Faced with the fall in box office in France, the CNC launches an emergency plan to help cinemas

The CNC will inject immediate cash into the most vulnerable circuits.

The latest French box office figures are quite alarming. There has been no (for the moment) Monte Cristo or Little extra thing to boost attendance in 2025.

The CNC made an uncompromising observation at the end of the recent Operators Congress at the end of September: “The year 2025 sees cinema attendance down by 15% at the end of August compared to the previous year and by 27% compared to the average for the years 2017 to 2019. The last four months, from May to August, are particularly disappointing, with attendance down by almost 25%.”

Nine consecutive months of decline: unheard of since the pandemic. And this time, the crisis is hitting small independent cinemas as well as the giants of the sector. After a record year in 2024 which had raised France to the rank of the strongest market in Europe, the turnaround is brutal.

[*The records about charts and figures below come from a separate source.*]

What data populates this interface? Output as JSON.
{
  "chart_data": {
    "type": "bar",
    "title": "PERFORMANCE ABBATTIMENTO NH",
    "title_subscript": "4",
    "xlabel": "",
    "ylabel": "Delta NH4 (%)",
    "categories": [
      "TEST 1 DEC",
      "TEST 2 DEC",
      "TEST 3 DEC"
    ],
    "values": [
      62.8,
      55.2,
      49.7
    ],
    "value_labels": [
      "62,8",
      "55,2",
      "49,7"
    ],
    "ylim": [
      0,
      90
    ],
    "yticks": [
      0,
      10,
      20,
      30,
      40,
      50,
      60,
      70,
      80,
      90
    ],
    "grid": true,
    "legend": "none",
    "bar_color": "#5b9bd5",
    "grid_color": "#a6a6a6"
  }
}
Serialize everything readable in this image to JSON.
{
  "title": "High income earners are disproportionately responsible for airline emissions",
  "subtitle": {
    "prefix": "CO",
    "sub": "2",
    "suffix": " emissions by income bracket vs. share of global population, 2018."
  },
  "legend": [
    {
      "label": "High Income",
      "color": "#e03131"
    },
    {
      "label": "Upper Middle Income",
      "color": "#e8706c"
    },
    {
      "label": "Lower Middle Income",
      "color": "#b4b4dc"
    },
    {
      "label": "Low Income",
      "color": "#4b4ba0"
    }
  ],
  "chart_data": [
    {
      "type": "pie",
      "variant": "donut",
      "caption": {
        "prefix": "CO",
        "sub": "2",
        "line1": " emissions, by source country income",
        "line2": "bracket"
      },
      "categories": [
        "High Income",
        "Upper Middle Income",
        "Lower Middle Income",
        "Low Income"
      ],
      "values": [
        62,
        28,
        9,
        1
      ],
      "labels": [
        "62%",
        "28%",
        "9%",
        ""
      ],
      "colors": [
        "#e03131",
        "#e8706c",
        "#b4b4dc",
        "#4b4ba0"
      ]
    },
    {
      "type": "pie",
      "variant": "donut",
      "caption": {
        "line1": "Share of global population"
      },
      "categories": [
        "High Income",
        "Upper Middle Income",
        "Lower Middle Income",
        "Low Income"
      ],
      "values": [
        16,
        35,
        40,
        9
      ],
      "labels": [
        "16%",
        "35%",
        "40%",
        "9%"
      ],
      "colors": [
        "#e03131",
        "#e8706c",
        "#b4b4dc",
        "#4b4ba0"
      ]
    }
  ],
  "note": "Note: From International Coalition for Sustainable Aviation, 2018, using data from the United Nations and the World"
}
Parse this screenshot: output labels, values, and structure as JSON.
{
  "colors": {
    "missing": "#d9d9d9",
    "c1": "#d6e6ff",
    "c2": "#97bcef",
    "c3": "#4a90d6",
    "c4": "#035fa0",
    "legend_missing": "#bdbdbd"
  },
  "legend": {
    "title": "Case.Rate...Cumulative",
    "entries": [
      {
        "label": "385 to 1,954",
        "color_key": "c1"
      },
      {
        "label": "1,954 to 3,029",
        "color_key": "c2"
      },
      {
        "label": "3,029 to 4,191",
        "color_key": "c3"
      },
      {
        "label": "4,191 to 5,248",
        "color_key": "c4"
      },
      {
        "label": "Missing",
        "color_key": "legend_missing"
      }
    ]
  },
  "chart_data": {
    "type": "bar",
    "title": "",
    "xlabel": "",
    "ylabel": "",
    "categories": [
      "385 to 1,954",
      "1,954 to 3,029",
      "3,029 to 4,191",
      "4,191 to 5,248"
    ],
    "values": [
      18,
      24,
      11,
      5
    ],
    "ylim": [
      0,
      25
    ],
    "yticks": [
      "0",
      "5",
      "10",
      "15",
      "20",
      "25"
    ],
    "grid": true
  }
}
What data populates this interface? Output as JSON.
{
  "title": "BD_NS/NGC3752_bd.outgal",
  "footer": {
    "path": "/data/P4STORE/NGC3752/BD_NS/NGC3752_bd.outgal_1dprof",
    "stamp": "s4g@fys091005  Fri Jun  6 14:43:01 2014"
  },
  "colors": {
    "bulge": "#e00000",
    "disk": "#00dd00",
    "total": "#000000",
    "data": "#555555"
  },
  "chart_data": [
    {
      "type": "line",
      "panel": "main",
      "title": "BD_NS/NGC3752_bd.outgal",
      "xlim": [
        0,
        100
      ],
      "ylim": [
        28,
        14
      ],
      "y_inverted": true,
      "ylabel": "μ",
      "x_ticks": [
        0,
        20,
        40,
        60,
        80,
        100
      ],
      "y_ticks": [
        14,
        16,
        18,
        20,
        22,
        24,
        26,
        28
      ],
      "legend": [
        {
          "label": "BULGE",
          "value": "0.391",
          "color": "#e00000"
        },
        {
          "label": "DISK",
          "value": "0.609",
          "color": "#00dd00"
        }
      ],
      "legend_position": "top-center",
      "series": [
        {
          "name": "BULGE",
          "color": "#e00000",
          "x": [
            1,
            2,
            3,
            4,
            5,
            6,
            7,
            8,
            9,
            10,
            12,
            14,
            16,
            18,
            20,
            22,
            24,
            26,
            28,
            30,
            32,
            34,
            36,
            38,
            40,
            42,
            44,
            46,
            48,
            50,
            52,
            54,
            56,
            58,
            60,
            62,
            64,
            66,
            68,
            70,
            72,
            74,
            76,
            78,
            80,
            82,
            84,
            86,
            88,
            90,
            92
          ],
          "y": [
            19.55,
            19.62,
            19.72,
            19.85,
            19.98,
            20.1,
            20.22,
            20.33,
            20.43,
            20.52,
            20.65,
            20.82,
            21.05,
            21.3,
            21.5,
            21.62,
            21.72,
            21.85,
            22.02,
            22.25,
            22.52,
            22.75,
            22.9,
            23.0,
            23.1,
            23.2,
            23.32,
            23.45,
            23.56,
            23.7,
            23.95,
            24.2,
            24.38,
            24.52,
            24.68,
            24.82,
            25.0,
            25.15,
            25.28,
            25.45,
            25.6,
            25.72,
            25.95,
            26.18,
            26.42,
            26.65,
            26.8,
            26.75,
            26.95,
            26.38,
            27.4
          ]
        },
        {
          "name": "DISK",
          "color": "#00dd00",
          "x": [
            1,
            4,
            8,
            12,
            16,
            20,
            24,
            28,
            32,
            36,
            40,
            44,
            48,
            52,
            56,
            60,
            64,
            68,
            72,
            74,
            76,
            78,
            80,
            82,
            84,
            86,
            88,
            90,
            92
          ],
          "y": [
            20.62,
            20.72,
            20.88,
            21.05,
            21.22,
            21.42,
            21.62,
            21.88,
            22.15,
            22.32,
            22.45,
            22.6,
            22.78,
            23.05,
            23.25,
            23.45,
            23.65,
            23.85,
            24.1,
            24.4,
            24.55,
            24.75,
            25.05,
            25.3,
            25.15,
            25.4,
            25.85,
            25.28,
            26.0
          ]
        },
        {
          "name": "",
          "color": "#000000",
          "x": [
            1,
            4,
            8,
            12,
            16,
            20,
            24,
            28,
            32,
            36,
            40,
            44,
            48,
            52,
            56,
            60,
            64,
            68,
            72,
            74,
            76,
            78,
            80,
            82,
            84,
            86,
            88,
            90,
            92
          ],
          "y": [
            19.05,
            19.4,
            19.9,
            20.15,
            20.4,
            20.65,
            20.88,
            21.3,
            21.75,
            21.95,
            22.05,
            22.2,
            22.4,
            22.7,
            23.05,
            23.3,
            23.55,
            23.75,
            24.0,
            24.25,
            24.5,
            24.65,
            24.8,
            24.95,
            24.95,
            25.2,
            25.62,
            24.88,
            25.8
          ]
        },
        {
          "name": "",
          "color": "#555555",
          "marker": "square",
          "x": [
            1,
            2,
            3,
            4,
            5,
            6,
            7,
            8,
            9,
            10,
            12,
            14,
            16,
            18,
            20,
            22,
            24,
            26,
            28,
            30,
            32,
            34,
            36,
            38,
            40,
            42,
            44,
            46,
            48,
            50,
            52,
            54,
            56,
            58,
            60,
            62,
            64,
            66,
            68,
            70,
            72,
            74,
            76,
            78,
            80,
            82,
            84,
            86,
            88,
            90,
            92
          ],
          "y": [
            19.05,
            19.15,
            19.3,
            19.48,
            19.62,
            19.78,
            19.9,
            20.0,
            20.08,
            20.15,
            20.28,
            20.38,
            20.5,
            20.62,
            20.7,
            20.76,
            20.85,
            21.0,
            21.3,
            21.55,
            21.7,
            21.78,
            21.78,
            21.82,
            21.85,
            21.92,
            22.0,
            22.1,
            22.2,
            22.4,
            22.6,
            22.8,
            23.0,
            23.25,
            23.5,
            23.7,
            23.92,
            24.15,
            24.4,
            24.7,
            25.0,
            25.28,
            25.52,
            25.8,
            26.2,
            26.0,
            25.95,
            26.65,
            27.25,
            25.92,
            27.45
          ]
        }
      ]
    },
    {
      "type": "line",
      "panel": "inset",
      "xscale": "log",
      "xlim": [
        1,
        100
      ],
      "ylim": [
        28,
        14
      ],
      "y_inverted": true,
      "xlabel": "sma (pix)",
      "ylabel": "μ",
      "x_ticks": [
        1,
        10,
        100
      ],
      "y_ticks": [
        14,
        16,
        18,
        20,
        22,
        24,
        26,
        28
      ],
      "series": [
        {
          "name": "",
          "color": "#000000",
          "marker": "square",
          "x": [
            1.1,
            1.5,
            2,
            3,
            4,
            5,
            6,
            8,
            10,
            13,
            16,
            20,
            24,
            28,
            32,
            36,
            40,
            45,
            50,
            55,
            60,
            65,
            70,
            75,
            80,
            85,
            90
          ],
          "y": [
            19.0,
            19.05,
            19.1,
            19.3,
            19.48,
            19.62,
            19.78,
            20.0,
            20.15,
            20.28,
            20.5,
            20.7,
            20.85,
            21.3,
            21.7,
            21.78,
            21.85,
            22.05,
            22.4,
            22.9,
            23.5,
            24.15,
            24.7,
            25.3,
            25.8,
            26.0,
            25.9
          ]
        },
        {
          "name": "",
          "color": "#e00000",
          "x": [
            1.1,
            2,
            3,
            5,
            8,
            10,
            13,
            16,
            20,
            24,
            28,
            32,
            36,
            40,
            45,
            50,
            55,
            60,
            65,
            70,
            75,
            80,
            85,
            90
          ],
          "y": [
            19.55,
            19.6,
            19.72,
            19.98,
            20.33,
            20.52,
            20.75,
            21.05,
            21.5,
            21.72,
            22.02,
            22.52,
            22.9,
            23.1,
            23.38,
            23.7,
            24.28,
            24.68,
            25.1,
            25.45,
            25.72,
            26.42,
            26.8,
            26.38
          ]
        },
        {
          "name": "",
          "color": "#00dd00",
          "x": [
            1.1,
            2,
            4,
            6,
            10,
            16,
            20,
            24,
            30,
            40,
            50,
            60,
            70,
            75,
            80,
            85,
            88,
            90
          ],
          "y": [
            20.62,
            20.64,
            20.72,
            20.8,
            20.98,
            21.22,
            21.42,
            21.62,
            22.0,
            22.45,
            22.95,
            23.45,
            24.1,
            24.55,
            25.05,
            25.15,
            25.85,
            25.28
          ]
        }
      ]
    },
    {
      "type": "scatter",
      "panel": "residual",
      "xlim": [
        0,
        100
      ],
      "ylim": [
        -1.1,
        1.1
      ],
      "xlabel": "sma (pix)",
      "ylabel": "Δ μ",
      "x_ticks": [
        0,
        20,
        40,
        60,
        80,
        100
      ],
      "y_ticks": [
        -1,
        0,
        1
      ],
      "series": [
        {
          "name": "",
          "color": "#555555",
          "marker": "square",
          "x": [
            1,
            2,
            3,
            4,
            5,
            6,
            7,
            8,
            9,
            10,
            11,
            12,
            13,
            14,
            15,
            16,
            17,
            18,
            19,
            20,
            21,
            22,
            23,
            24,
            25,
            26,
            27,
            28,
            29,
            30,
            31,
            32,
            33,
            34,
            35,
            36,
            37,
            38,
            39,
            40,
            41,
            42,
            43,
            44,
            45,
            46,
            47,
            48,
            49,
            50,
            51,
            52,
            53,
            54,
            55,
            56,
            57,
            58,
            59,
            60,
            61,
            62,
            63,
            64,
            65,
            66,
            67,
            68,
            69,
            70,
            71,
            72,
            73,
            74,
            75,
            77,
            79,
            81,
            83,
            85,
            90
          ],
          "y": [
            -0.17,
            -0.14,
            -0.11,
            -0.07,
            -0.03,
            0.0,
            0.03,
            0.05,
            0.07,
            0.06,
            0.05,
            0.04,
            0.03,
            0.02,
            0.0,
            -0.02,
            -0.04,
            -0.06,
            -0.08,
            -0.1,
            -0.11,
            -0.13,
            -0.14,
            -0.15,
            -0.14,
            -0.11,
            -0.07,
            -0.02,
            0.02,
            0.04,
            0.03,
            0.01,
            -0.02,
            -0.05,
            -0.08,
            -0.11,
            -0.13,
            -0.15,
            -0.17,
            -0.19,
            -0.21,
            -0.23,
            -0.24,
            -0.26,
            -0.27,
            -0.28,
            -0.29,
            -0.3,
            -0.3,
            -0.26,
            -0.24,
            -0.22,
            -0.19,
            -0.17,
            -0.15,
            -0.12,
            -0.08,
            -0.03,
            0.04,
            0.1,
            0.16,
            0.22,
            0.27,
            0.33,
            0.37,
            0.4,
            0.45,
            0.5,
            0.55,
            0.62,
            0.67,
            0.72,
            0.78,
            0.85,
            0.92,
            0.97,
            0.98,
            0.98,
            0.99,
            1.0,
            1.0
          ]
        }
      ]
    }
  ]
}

An unprecedented emergency plan

Presented at the end of September in Deauville, the rescue plan imagined by the CNC aims to inject immediate cash into the most vulnerable circuits. The beneficiaries? Independent operators experiencing liquidity difficulties or on the verge of bankruptcy. Notable feature: these advances will not come from the state budget, but from a fund already funded by ticketing revenue, which the CNC collects and keeps for the operators. In other words, these will be repayable advances taken from the “savings” of the sector.

“We are missing between 15 and 20 million spectators”

For Richard Patry, president of the National Federation of French Cinemas (FNCF), the urgency is absolute. “We are in a very difficult period for cinema. I have never seen such a long and severe crisis in so many years in the business,” he confides to Variety. “Before mid-September, we were in an uninterrupted eight-month sequence of drop in attendance, of the order of 15%. We are missing between 15 and 20 million spectators.”

Since July, the FNCF has received alarming testimonies: “We are told ‘I can’t do it anymore, I’m going to have to file for bankruptcy, I risk liquidation’. These messages have been multiplying for months.”

The most exposed remain the independents who invested heavily before the pandemic, between 2019 and 2020, when the market still seemed solid. Today, these operators find themselves over-indebted and strangled by the drop in attendance. But large groups are not spared. Pathé and UGC, the two main French circuits, recently opened their capital to new investors such as Rodolphe Saadé, or the Canal+ group, owned by Vincent Bolloré.

“Their arrival proves that they still believe in cinema, but if these large groups bring in shareholders today, it is also because they experience the same difficulties as the independents,” observes Patry.

With attendance down 25% over the summer and millions of spectators gone, the CNC plays a crucial role in saving the diversity of the French network, and its unique network of 2,000 theaters.